Was hoping some of you could post some photos of some really cool Green Tree Python setups, as I am about to aqcuire one soon and would be interested on some ideas for caging.


----------



## xchondrox (Jun 27, 2008)

Ill get a pic of my set-ups later today when i have a chance; Arboreal Neodeshas/Paper Towel/Ceramic heat Emitter/HelixDBS1000/and a rubbermaid for water bowl. KISS (Keep it simple stupid), thats what i go by when it comes to caging!


----------



## UrbanJungles (Jun 27, 2008)

Not GTP's but it'll work the same....


----------



## Ram! (Jun 28, 2008)

Wow! Looking great set ups. Are those made of acrylic?


----------



## GootySapphire (Jun 28, 2008)

UrbanJungles said:


> Not GTP's but it'll work the same....


Did you make those or did you buy those? Let me know please!!


----------



## UrbanJungles (Jun 29, 2008)

Yes, they are acrylic.  I had someone make them for me but he's no longer making cages unfortunately.  You might have luck coming up with a good design and find a local acrylic manufacturer to supply and cut it for you.  Much like WARPIG's T cages being discussed in the tarantula forum.

Arboreal snakes are _meant_ to be shown off.


----------



## Ricky ortiz (Jun 30, 2008)

UrbanJungles said:


> Not GTP's but it'll work the same....


those are some nice looking ETBs have you had any luck breeding them? ans where did you get yours from?

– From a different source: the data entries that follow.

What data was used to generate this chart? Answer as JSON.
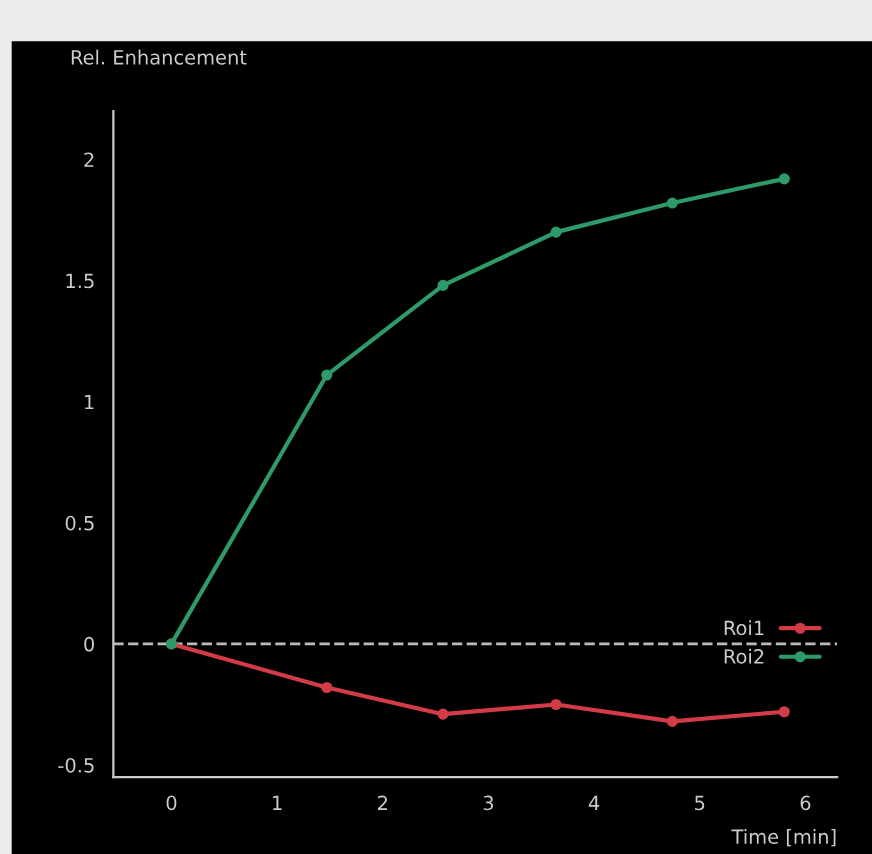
{
  "chart_data": {
    "type": "line",
    "ylabel": "Rel. Enhancement",
    "xlabel": "Time [min]",
    "x": [
      0,
      1.47,
      2.57,
      3.64,
      4.74,
      5.8
    ],
    "series": [
      {
        "name": "Roi1",
        "color": "#d23c46",
        "values": [
          0,
          -0.18,
          -0.29,
          -0.25,
          -0.32,
          -0.28
        ]
      },
      {
        "name": "Roi2",
        "color": "#2e9a6a",
        "values": [
          0,
          1.11,
          1.48,
          1.7,
          1.82,
          1.92
        ]
      }
    ],
    "xlim": [
      -0.55,
      6.3
    ],
    "ylim": [
      -0.55,
      2.2
    ],
    "xticks": [
      0,
      1,
      2,
      3,
      4,
      5,
      6
    ],
    "yticks": [
      -0.5,
      0,
      0.5,
      1,
      1.5,
      2
    ],
    "ref_lines": [
      {
        "axis": "y",
        "value": 0,
        "color": "#bbbbbb",
        "line_style": "dashed"
      }
    ],
    "marker": "circle",
    "line_style": "solid",
    "legend": "right",
    "grid": false
  }
}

as for the cage setup i use a repti-rack 24x24x24 thats for my adults for my lil ones i likt to use tubs they work better than large fancy tanks not exactly pretty but it keeps them healthy and holds temp and humidity great, If yoiu havent yet i highly recomend purchasing The More Complete Chondro by Greg Maxwell you can purchase it from his website www.finegtps.com that book is a life saver has everything you'll need to know in it. well here is my repti-rack cage


----------



## johnharper (Jun 30, 2008)

Where did you get those tubs at the bottom? Are those acylic too? Those would work great for adult tarantulas. I keep alot of carpet pythons but never kept any green trees.

John


----------



## UrbanJungles (Jul 2, 2008)

All of those treeboas in that pic are my offspring from various litters...that's just one wall of the room.  You can see more at *www.urbanjungles.com
*
The clear tubs i the bottom of my pic are AWESOME for tarantulas...unfotunately they are no longet manufactured, those are Phillip's brand clear acrylic boxes and I've had them for almost 10 years now.


----------



## talljosh003 (Jul 3, 2008)

UrbanJungles said:


> Not GTP's but it'll work the same....


dude that is SWEET!:worship:


----------



## johnharper (Jul 4, 2008)

Danny,

Have you ever checked out www.acemart.com its a resturant supply store they have cotainers that look similar to the acyrlic tubs in the pictures. They also sale portion cups too.

John


----------



## UrbanJungles (Jul 4, 2008)

Thanks for the link John, I'll be sure to check it out!!!


----------



## P. Novak (Jul 4, 2008)

Nice stuff Urban, those enclosures look great!


----------